I have researched the data sheets, have pieced together some info on my own, but i am not certain of my knowledge and rather than spread any misinformation, i wanted someone much smarter/knowledgeable than me to speak up.
here's what i know:
Mass Air Flow sensor cleaners contain solvents to gently dissolve accumulated dirt past the air cleaner, there is always a bit of dirt. the dirt hits the hot-wire sensor and a bit of it sticks. My understanding is that the operating temp is about 100 Celsius. The solvents are designed to wash-off dirt and leave NO film or residue, they are designed to totally evaporate at "room" temperatures or higher. Reason: do want any chemical reaction or residue on a thin wire that will heat up. These solvents are not "aggressive" and to totally clean of all the dirt, application of the solvent means bursts of spray until most of the can s empty.
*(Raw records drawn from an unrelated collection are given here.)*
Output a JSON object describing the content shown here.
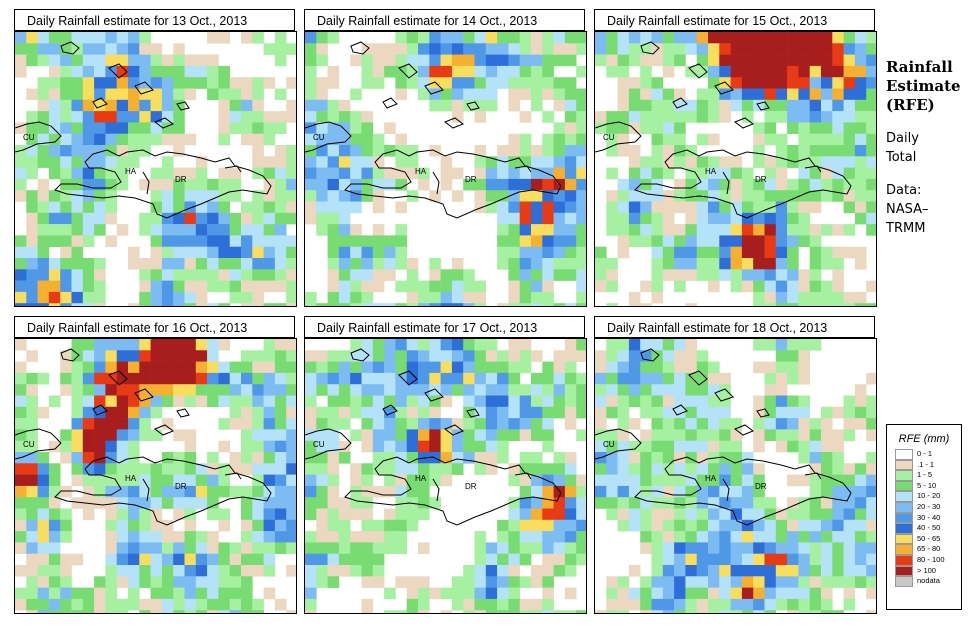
{
  "panels": [
    {
      "title": "Daily Rainfall estimate for  13 Oct., 2013",
      "date": "2013-10-13"
    },
    {
      "title": "Daily Rainfall estimate for  14 Oct., 2013",
      "date": "2013-10-14"
    },
    {
      "title": "Daily Rainfall estimate for  15 Oct., 2013",
      "date": "2013-10-15"
    },
    {
      "title": "Daily Rainfall estimate for  16 Oct., 2013",
      "date": "2013-10-16"
    },
    {
      "title": "Daily Rainfall estimate for  17 Oct., 2013",
      "date": "2013-10-17"
    },
    {
      "title": "Daily Rainfall estimate for  18 Oct., 2013",
      "date": "2013-10-18"
    }
  ],
  "map_labels": {
    "cuba": "CU",
    "haiti": "HA",
    "dominican_republic": "DR"
  },
  "side": {
    "title_line1": "Rainfall",
    "title_line2": "Estimate",
    "title_line3": "(RFE)",
    "daily1": "Daily",
    "daily2": "Total",
    "data1": "Data:",
    "data2": "NASA–",
    "data3": "TRMM"
  },
  "legend": {
    "title": "RFE (mm)",
    "items": [
      {
        "label": "0 - 1",
        "color": "#ffffff"
      },
      {
        "label": ".1 - 1",
        "color": "#ecd8c0"
      },
      {
        "label": "1 - 5",
        "color": "#a6f0a2"
      },
      {
        "label": "5 - 10",
        "color": "#79dc73"
      },
      {
        "label": "10 - 20",
        "color": "#b4e2f8"
      },
      {
        "label": "20 - 30",
        "color": "#7dbcf2"
      },
      {
        "label": "30 - 40",
        "color": "#4f98e8"
      },
      {
        "label": "40 - 50",
        "color": "#2e6ed8"
      },
      {
        "label": "50 - 65",
        "color": "#f9dd5c"
      },
      {
        "label": "65 - 80",
        "color": "#f6b030"
      },
      {
        "label": "80 - 100",
        "color": "#e83a14"
      },
      {
        "label": "> 100",
        "color": "#a81e1e"
      },
      {
        "label": "nodata",
        "color": "#c8c8c8"
      }
    ]
  }
}
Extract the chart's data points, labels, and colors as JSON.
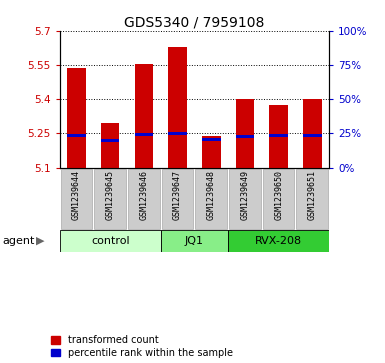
{
  "title": "GDS5340 / 7959108",
  "samples": [
    "GSM1239644",
    "GSM1239645",
    "GSM1239646",
    "GSM1239647",
    "GSM1239648",
    "GSM1239649",
    "GSM1239650",
    "GSM1239651"
  ],
  "bar_values": [
    5.535,
    5.295,
    5.555,
    5.63,
    5.24,
    5.4,
    5.375,
    5.4
  ],
  "bar_bottom": 5.1,
  "percentile_values": [
    5.24,
    5.22,
    5.245,
    5.25,
    5.225,
    5.235,
    5.24,
    5.24
  ],
  "ylim": [
    5.1,
    5.7
  ],
  "yticks_left": [
    5.1,
    5.25,
    5.4,
    5.55,
    5.7
  ],
  "yticks_right_vals": [
    0,
    25,
    50,
    75,
    100
  ],
  "yticks_right_pos": [
    5.1,
    5.25,
    5.4,
    5.55,
    5.7
  ],
  "bar_color": "#cc0000",
  "percentile_color": "#0000cc",
  "bar_width": 0.55,
  "groups": [
    {
      "label": "control",
      "indices": [
        0,
        1,
        2
      ],
      "color": "#ccffcc"
    },
    {
      "label": "JQ1",
      "indices": [
        3,
        4
      ],
      "color": "#88ee88"
    },
    {
      "label": "RVX-208",
      "indices": [
        5,
        6,
        7
      ],
      "color": "#33cc33"
    }
  ],
  "legend_red": "transformed count",
  "legend_blue": "percentile rank within the sample",
  "agent_label": "agent",
  "left_tick_color": "#cc0000",
  "right_tick_color": "#0000cc",
  "gray_box_color": "#cccccc",
  "gray_box_edge": "#aaaaaa"
}
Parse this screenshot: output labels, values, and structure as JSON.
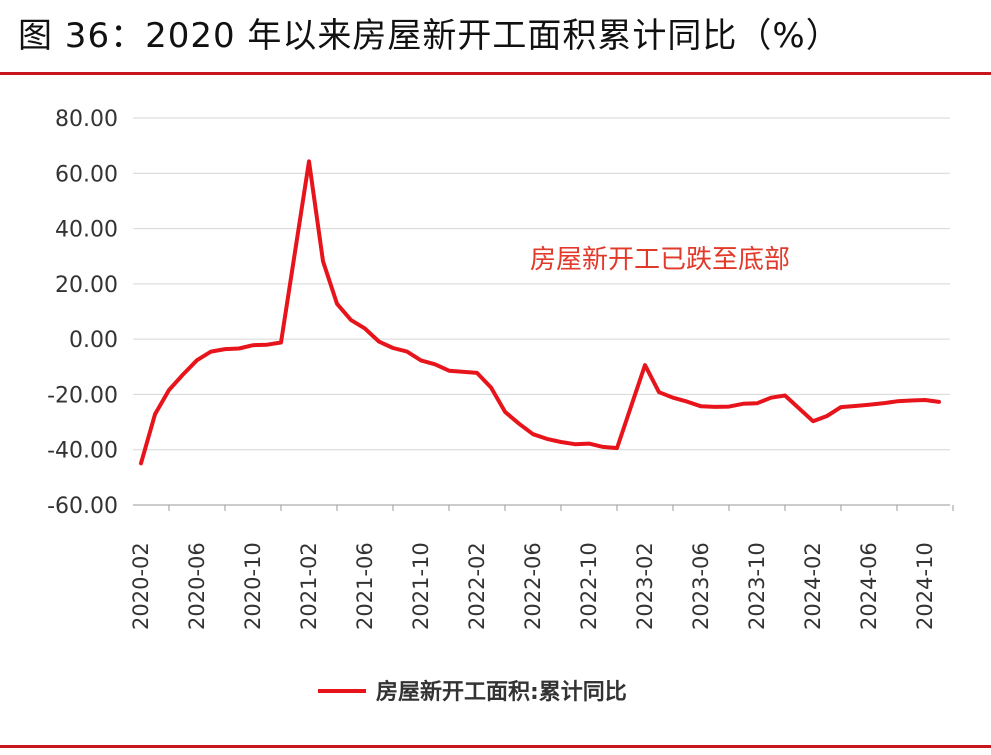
{
  "figure_title": "图 36：2020 年以来房屋新开工面积累计同比（%）",
  "colors": {
    "accent": "#c8161e",
    "series": "#e8141c",
    "annotation": "#e23a2a",
    "grid": "#d6d6d6"
  },
  "chart_data": {
    "type": "line",
    "title": "",
    "xlabel": "",
    "ylabel": "",
    "ylim": [
      -60,
      80
    ],
    "y_ticks": [
      "80.00",
      "60.00",
      "40.00",
      "20.00",
      "0.00",
      "-20.00",
      "-40.00",
      "-60.00"
    ],
    "x_tick_labels": [
      "2020-02",
      "2020-06",
      "2020-10",
      "2021-02",
      "2021-06",
      "2021-10",
      "2022-02",
      "2022-06",
      "2022-10",
      "2023-02",
      "2023-06",
      "2023-10",
      "2024-02",
      "2024-06",
      "2024-10"
    ],
    "grid": "horizontal",
    "legend_position": "bottom-center",
    "annotation": "房屋新开工已跌至底部",
    "series": [
      {
        "name": "房屋新开工面积:累计同比",
        "x": [
          "2020-02",
          "2020-03",
          "2020-04",
          "2020-05",
          "2020-06",
          "2020-07",
          "2020-08",
          "2020-09",
          "2020-10",
          "2020-11",
          "2020-12",
          "2021-02",
          "2021-03",
          "2021-04",
          "2021-05",
          "2021-06",
          "2021-07",
          "2021-08",
          "2021-09",
          "2021-10",
          "2021-11",
          "2021-12",
          "2022-02",
          "2022-03",
          "2022-04",
          "2022-05",
          "2022-06",
          "2022-07",
          "2022-08",
          "2022-09",
          "2022-10",
          "2022-11",
          "2022-12",
          "2023-02",
          "2023-03",
          "2023-04",
          "2023-05",
          "2023-06",
          "2023-07",
          "2023-08",
          "2023-09",
          "2023-10",
          "2023-11",
          "2023-12",
          "2024-02",
          "2024-03",
          "2024-04",
          "2024-05",
          "2024-06",
          "2024-07",
          "2024-08",
          "2024-09",
          "2024-10",
          "2024-11"
        ],
        "values": [
          -44.9,
          -27.2,
          -18.4,
          -12.8,
          -7.6,
          -4.5,
          -3.6,
          -3.4,
          -2.2,
          -2.0,
          -1.2,
          64.3,
          28.2,
          12.8,
          6.9,
          3.8,
          -0.9,
          -3.2,
          -4.5,
          -7.7,
          -9.1,
          -11.4,
          -12.2,
          -17.5,
          -26.3,
          -30.6,
          -34.4,
          -36.1,
          -37.2,
          -38.0,
          -37.8,
          -39.0,
          -39.4,
          -9.4,
          -19.2,
          -21.2,
          -22.6,
          -24.3,
          -24.5,
          -24.4,
          -23.4,
          -23.2,
          -21.2,
          -20.4,
          -29.7,
          -27.8,
          -24.6,
          -24.2,
          -23.7,
          -23.2,
          -22.5,
          -22.2,
          -22.0,
          -22.7
        ]
      }
    ]
  },
  "legend": {
    "label": "房屋新开工面积:累计同比"
  }
}
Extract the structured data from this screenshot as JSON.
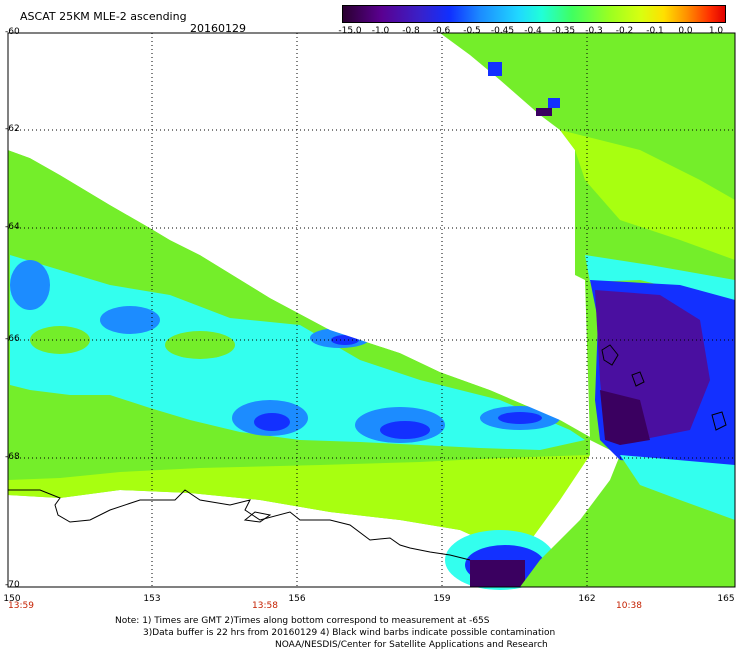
{
  "header": {
    "title": "ASCAT 25KM MLE-2 ascending",
    "date": "20160129"
  },
  "colorbar": {
    "labels": [
      "-15.0",
      "-1.0",
      "-0.8",
      "-0.6",
      "-0.5",
      "-0.45",
      "-0.4",
      "-0.35",
      "-0.3",
      "-0.2",
      "-0.1",
      "0.0",
      "1.0"
    ]
  },
  "axes": {
    "x_ticks": [
      "150",
      "153",
      "156",
      "159",
      "162",
      "165"
    ],
    "y_ticks": [
      "-60",
      "-62",
      "-64",
      "-66",
      "-68",
      "-70"
    ]
  },
  "times": [
    "13:59",
    "13:58",
    "10:38"
  ],
  "notes": {
    "line1": "Note: 1) Times are GMT 2)Times along bottom correspond to measurement at -65S",
    "line2": "3)Data buffer is 22 hrs from 20160129 4) Black wind barbs indicate possible contamination",
    "line3": "NOAA/NESDIS/Center for Satellite Applications and Research"
  },
  "colors": {
    "green": "#74ee2a",
    "lime": "#a8ff10",
    "cyan": "#33ffee",
    "blue": "#1330ff",
    "purple": "#4a0fa0",
    "dark_purple": "#3a0060"
  }
}
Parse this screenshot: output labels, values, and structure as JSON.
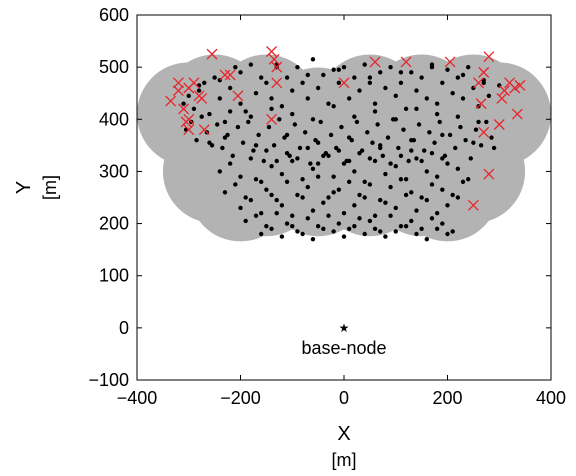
{
  "chart_data": {
    "type": "scatter",
    "title": "",
    "xlabel": "X",
    "xunit": "[m]",
    "ylabel": "Y",
    "yunit": "[m]",
    "xlim": [
      -400,
      400
    ],
    "ylim": [
      -100,
      600
    ],
    "xticks": [
      -400,
      -200,
      0,
      200,
      400
    ],
    "yticks": [
      -100,
      0,
      100,
      200,
      300,
      400,
      500,
      600
    ],
    "xtick_labels": [
      "−400",
      "−200",
      "0",
      "200",
      "400"
    ],
    "ytick_labels": [
      "−100",
      "0",
      "100",
      "200",
      "300",
      "400",
      "500",
      "600"
    ],
    "grid": false,
    "coverage_regions": {
      "color": "#b3b3b3",
      "radius": 100,
      "centers": [
        [
          -250,
          425
        ],
        [
          -150,
          425
        ],
        [
          -50,
          400
        ],
        [
          50,
          425
        ],
        [
          150,
          425
        ],
        [
          250,
          425
        ],
        [
          -300,
          410
        ],
        [
          300,
          410
        ],
        [
          -100,
          375
        ],
        [
          0,
          375
        ],
        [
          100,
          375
        ],
        [
          200,
          375
        ],
        [
          -150,
          275
        ],
        [
          -50,
          275
        ],
        [
          50,
          275
        ],
        [
          150,
          275
        ],
        [
          250,
          300
        ],
        [
          -250,
          300
        ],
        [
          -200,
          265
        ],
        [
          200,
          265
        ]
      ]
    },
    "base_node": {
      "x": 0,
      "y": 0,
      "label": "base-node"
    },
    "marker_colors": {
      "node": "#000000",
      "failed": "#e8242c"
    },
    "series": [
      {
        "marker": "dot",
        "x": [
          -310,
          -300,
          -290,
          -280,
          -270,
          -260,
          -250,
          -240,
          -230,
          -220,
          -210,
          -200,
          -190,
          -180,
          -170,
          -160,
          -150,
          -140,
          -130,
          -120,
          -110,
          -100,
          -90,
          -80,
          -70,
          -60,
          -50,
          -40,
          -30,
          -20,
          -10,
          0,
          10,
          20,
          30,
          40,
          50,
          60,
          70,
          80,
          90,
          100,
          110,
          120,
          130,
          140,
          150,
          160,
          170,
          180,
          190,
          200,
          210,
          220,
          230,
          240,
          250,
          260,
          270,
          280,
          -305,
          -295,
          -285,
          -275,
          -265,
          -255,
          -245,
          -235,
          -225,
          -215,
          -205,
          -195,
          -185,
          -175,
          -165,
          -155,
          -145,
          -135,
          -125,
          -115,
          -105,
          -95,
          -85,
          -75,
          -65,
          -55,
          -45,
          -35,
          -25,
          -15,
          -5,
          5,
          15,
          25,
          35,
          45,
          55,
          65,
          75,
          85,
          95,
          105,
          115,
          125,
          135,
          145,
          155,
          165,
          175,
          185,
          195,
          205,
          215,
          225,
          235,
          245,
          255,
          265,
          275,
          285,
          -240,
          -220,
          -200,
          -180,
          -160,
          -140,
          -120,
          -100,
          -80,
          -60,
          -40,
          -20,
          0,
          20,
          40,
          60,
          80,
          100,
          120,
          140,
          160,
          180,
          200,
          220,
          240,
          -230,
          -210,
          -190,
          -170,
          -150,
          -130,
          -110,
          -90,
          -70,
          -50,
          -30,
          -10,
          10,
          30,
          50,
          70,
          90,
          110,
          130,
          150,
          170,
          190,
          210,
          230,
          -200,
          -180,
          -160,
          -140,
          -120,
          -100,
          -80,
          -60,
          -40,
          -20,
          0,
          20,
          40,
          60,
          80,
          100,
          120,
          140,
          160,
          180,
          200,
          220,
          -190,
          -170,
          -150,
          -130,
          -110,
          -90,
          -70,
          -50,
          -30,
          -10,
          10,
          30,
          50,
          70,
          90,
          110,
          130,
          150,
          170,
          190,
          210,
          -160,
          -140,
          -120,
          -100,
          -80,
          -60,
          -40,
          -20,
          0,
          20,
          40,
          60,
          80,
          100,
          120,
          140,
          160,
          180,
          200,
          -150,
          -130,
          -110,
          -90,
          -70,
          -50,
          -30,
          -10,
          10,
          30,
          50,
          70,
          90,
          110,
          130,
          150,
          170,
          190,
          -220,
          -180,
          -140,
          -100,
          -60,
          -20,
          20,
          60,
          100,
          140,
          180,
          220,
          260,
          -260,
          -230,
          -170,
          -110,
          -50,
          10,
          70,
          130,
          190,
          250,
          290,
          -280,
          -240,
          -200,
          -130,
          -70,
          -10,
          50,
          110,
          170,
          230,
          270,
          300
        ],
        "y": [
          430,
          445,
          420,
          455,
          470,
          410,
          480,
          440,
          395,
          460,
          500,
          430,
          415,
          505,
          450,
          480,
          470,
          440,
          505,
          425,
          480,
          455,
          500,
          470,
          440,
          515,
          460,
          485,
          430,
          495,
          470,
          500,
          440,
          480,
          455,
          505,
          470,
          430,
          490,
          460,
          500,
          445,
          470,
          420,
          490,
          455,
          480,
          440,
          505,
          430,
          470,
          495,
          450,
          480,
          440,
          500,
          460,
          425,
          470,
          445,
          380,
          395,
          360,
          405,
          375,
          350,
          390,
          345,
          370,
          330,
          385,
          355,
          395,
          340,
          370,
          320,
          385,
          350,
          400,
          365,
          330,
          390,
          345,
          375,
          315,
          360,
          395,
          335,
          370,
          345,
          385,
          320,
          360,
          395,
          340,
          375,
          355,
          390,
          330,
          365,
          400,
          345,
          380,
          320,
          360,
          390,
          340,
          375,
          355,
          395,
          330,
          370,
          345,
          385,
          360,
          325,
          380,
          350,
          395,
          365,
          300,
          315,
          290,
          325,
          280,
          310,
          295,
          320,
          285,
          305,
          330,
          290,
          315,
          300,
          280,
          320,
          295,
          310,
          285,
          325,
          300,
          290,
          315,
          305,
          285,
          260,
          275,
          250,
          285,
          265,
          245,
          280,
          255,
          270,
          290,
          250,
          265,
          280,
          255,
          275,
          245,
          270,
          285,
          260,
          250,
          275,
          265,
          255,
          280,
          230,
          245,
          220,
          255,
          235,
          215,
          250,
          225,
          240,
          260,
          220,
          235,
          250,
          215,
          240,
          230,
          255,
          225,
          245,
          220,
          235,
          250,
          205,
          215,
          195,
          220,
          200,
          185,
          210,
          195,
          215,
          200,
          190,
          210,
          205,
          185,
          215,
          195,
          205,
          190,
          210,
          200,
          185,
          180,
          190,
          175,
          195,
          180,
          170,
          190,
          185,
          175,
          195,
          180,
          190,
          175,
          185,
          195,
          180,
          170,
          190,
          180,
          340,
          320,
          335,
          325,
          345,
          315,
          330,
          340,
          320,
          335,
          325,
          345,
          315,
          330,
          340,
          320,
          335,
          325,
          415,
          405,
          420,
          410,
          400,
          425,
          405,
          415,
          400,
          420,
          410,
          405,
          395,
          355,
          365,
          350,
          370,
          355,
          365,
          350,
          360,
          370,
          355,
          345,
          465,
          475,
          490,
          500,
          485,
          495,
          480,
          490,
          500,
          485,
          475,
          465
        ]
      },
      {
        "marker": "x",
        "x": [
          -335,
          -320,
          -310,
          -305,
          -300,
          -290,
          -275,
          -270,
          -255,
          -230,
          -220,
          -205,
          -140,
          -135,
          -130,
          -130,
          -140,
          0,
          60,
          120,
          205,
          260,
          265,
          270,
          280,
          300,
          305,
          310,
          320,
          330,
          335,
          340,
          250,
          280,
          270,
          -320,
          -300,
          -280,
          -300
        ],
        "y": [
          435,
          455,
          420,
          395,
          380,
          470,
          440,
          380,
          525,
          485,
          485,
          445,
          530,
          515,
          470,
          500,
          400,
          470,
          510,
          510,
          510,
          470,
          430,
          375,
          520,
          390,
          440,
          455,
          470,
          460,
          410,
          465,
          235,
          295,
          490,
          470,
          400,
          445,
          460
        ]
      }
    ]
  }
}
Brake cleaner is an aggressive cleaner designed to clean off metal and metal parts including brakes. It is designed to clean-off/blast-off dirt and grease. It may or may not leave a residue, it makes NO claims about residue. I do not know what would happen if you used it for throttle bodies or carburetors. I use brake cleaner to wash off crud around oil pan and filter on my motorcycle and car during oil changes.
As you point out, carb cleaner does leave a lubricating residue. It is also designed to wash of gasoline stains, gasoline that's turned into varnish. The solution of carb cleaner and old gasoline was designed to be burned off off as a fuel in the combustion chamber. It burns. I hope it is oxygen sensor safe, but i don't know.
Throttle is a cleaner, not a gasoline washer, that can be burned in the combustion chamber. Supposed to be oxygen sensor safer.
the biggest difference in rads fluids is that they are fundamentally NOT compatible no matter what is said. if you mix them, you might get goo. Throughly must flush engine/rad with water (like 3 flushes minimum) if you change brands or types of rad fluid. why? it's chemistry i don't fully understand but that's what happens.
Some cars are designed to have silicates in the rad fluid. These silicates are sand and they are designed to scrape off any bonding of the rad fluid to the engine block or rad and keep the the metal freshly exposed. But silicates are very, very abrasive, as they should be. If the water pump is aluminum, this fluid will destroy it. All Japanese cars are designed for NO silicate rad fluid. Several European cars are designed for silicates.
There are a lot of additives in rad fluid to lube the pump AND prevent electrolysis (galvanic corrosion), and keep the PH at 7 (no acid or base formation) beause any acidity or base formation will of course eat metal.
There are different chemistries: ethylene glycol (seems best to do heat transfer) and propylene glycol (less effective at heat transfer) and one even advertises no water coolant (what he does not tell you is heat transfer is incredibly poor that you would need a rad twice the cooling capacity).
The additive packages are a nightmare: DEX-COOL (lots of law suits), OAT (not the kind you eat), etc... Trying to read up on what's what, you get a ton of mumbo-jumbo but NO indication why, intended use, chemical compatibility with the car, and why not.
I really did not want to become a chemist but i am being forced to become one to get some straight answers. I was wondering if someone out there could deliver some real, detailed, reasonably deep, straight talk in"plain-English" we could all understand and not the usual mumbo-jumbo hype we get. Well, that's my rant for today, hope what i learned is helpful to you.